Alt-text: That's a gneiss butte.

This one will be short, mostly because I'm not a geologist and I'd mainly like to confirm whether what the sticks say in the comic makes any sort of sense. Remember, Randy is not a geologist, either, and his knowledge of the subject has probably come from Wikipedia.

So geology has a few terms that, to a layman, might sounds as some sort of double innuendo. So what does Randall do? Why, make a sex joke about it, of course! First off, ew, and second, how desperate do you have to be that a couple of technical terms will turn you on? While at work?

Another "just dumb" comic. Not much to criticize or get angry about, but definitely not something that really needed to be put online.

Friday, July 13, 2012

1081: If you're arguing over the Internet, you've already lost.

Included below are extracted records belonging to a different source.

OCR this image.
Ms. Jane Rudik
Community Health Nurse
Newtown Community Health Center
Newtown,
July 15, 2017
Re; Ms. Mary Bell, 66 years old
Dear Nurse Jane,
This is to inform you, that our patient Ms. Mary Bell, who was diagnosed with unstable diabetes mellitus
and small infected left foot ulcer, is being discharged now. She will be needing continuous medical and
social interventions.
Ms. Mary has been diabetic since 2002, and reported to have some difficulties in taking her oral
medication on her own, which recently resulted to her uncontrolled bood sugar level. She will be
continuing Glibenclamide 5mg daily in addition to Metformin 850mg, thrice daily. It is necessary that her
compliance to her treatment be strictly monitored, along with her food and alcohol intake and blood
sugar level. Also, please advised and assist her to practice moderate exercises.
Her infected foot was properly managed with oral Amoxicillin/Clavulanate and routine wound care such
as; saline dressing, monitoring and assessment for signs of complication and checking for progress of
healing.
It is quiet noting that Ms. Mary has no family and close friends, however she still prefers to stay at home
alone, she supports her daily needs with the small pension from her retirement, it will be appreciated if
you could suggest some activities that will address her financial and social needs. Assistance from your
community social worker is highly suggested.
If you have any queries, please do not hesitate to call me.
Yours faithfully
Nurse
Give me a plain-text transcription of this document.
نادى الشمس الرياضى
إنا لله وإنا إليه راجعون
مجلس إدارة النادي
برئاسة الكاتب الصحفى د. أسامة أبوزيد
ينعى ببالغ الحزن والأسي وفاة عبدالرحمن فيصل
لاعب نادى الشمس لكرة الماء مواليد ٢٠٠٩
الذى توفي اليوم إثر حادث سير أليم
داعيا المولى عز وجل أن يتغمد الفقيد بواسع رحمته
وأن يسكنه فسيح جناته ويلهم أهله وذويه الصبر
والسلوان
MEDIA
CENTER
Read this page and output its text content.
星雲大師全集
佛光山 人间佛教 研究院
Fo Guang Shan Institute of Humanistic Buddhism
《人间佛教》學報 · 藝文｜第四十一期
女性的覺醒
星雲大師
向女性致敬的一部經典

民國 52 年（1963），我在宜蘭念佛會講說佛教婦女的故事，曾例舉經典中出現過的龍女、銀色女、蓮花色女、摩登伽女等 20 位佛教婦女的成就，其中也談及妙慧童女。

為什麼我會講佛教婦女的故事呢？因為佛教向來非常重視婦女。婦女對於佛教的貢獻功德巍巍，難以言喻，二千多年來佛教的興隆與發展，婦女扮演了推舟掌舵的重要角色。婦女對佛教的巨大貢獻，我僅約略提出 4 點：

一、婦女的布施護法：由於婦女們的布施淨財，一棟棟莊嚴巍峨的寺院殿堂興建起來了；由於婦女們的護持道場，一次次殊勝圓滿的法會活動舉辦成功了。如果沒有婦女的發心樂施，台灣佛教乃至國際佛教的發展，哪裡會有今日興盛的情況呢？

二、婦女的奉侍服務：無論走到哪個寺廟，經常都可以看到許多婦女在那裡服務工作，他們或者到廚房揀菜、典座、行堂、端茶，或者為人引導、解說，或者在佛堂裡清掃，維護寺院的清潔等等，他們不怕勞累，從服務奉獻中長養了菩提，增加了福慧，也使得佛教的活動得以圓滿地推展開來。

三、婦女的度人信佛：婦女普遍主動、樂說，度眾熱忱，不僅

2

Alt-text: Really, the comforting side in most conspiracy theory arguments is the one claiming that anyone who's in power has any plan at all.

Oh, those wacky conspiracy theorists. Aren't they all just so dumb? I mean, they believe some weird pages with inconsistent text style more than our beloved Wikipedia and then they call everybody who doesn't agree with them "sheep".What is wrong with them?

In all seriousness, this is just another instance of Randall's "intellectual elitism" - anybody who believes something that I know isn't true is wrong and therefore stupid - and this is only aplified by a Randall stand-in being the one who "wins" the argument against a hairy loser. This actually makes me wonder how different this strip would be if the two stickmen's hairstyles were swapped. After all, since hair is only used in xkcd to differentiate between characters, it shouldn't matter who has what hairstyle. Right?

I feel confident in marking this review with the "no joke" tag, since the waterslide gag reads like Chris-chan's patented Random Access Humor (if you don't know what I'm talking about here, consider yourself lucky and don't, I repeat, don't search for any of that). When is Randall finally going to understand that non sequiturs are not funny on their own? Also, doesn't the hair in Panel 2 remind you of Doug from Scrubs?

Now that I think about it, there are many xkcd comics, in which the characters are doing this, which makes me wonder if it's a common thing to do for Randall. I believe that if you argue with every idiot you meet online, you probably aren't as smart as you think you are.